Guignol – Abile Labile
GENERE: indie-folk-rock
PROTAGONISTI: Paolo Libutti(basso), Raffaele Renne(chitarra), Enrico Berton(batteria),Pier Adduce(voce), Giovanni Calella(produzioni, violino ecc)
SEGNI PARTICOLARI: ormai attivi dal secolo scorso (’99) i Guignol si ripresentano per il loro sesto lavoro con una nuova formazione. L’ingresso di un nuovo bassista e di un chitarrista permettono a Pier Adduce di concentrarsi sul cantato, cosa che per prima salta all’orecchio già al primo ascolto di questo lavoro.
INGREDIENTI: diversi stili attraversano questo lavoro: dal consueto folk-rock, al garage ma e soprattutto è la vena cantautoriale a venire esaltata. La variegata umanità che attraversa i brani spazia da personaggi tetri(Salvatore tuttofare) quasi sempre perdenti, alle vite meste e ‘povere’ ma che cercano di resistere nel loro essere ‘vivi’. Spesso la violenza è nelle parole e solo a sprazzi sfocia in vere esplosione sonore che però non mancano, come in Rifugio di peccatori, con un finale quasi (rock)retrò. Anche “Luci e sirene”, dove steel guitar e violino fanno capolino, rende l’atmosfera molto vicina al country-folk.

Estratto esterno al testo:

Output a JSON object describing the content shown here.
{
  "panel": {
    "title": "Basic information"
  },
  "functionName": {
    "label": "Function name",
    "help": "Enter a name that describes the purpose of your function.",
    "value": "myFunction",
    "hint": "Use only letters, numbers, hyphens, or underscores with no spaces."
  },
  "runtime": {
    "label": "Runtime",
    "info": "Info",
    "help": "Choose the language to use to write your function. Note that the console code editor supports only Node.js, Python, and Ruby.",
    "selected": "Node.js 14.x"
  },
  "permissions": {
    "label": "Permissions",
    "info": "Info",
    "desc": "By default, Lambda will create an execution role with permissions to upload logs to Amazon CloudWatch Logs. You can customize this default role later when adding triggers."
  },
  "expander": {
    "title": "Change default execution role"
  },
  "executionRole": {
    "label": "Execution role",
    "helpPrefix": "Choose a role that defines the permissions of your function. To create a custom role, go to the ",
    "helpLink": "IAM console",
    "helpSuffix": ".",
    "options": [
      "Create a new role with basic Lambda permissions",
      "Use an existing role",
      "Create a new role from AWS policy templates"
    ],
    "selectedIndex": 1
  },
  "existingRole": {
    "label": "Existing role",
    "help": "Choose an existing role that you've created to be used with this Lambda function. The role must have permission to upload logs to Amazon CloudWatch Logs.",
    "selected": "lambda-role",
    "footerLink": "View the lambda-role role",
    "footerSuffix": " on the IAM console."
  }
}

C’è spazio anche per il ‘solito’ suono con la sferzante Piccole demone che rincuorerà i fan di lunga via, ma la vera sterzata si ha con un paio di brani che mostrano qual è veramente la nuova viva dei Guignol. Il primo è l’omaggio de Il merlo di Piero Ciampi. L’autore livornese, mai abbastanza celebrato, permette alla band milanese di appropriarsi della canzone che pur riuscendo a rimanerne fedele, potrebbe essere tranquillamente un loro brano. Il secondo brano è la conclusiva Il cielo su Milano cupa e profonda come non mai, si racconta della capitale lombarda come una brutta copia di se stessa, con l’aria irrespirabile (in tutti i sensi) e che riesce a ripulirsi solo grazie al soffio del vento è la degna conclusione di un lavoro di trasformazione: rassegnata, terribilmente lucida ma tra le crepe si intravede la speranza.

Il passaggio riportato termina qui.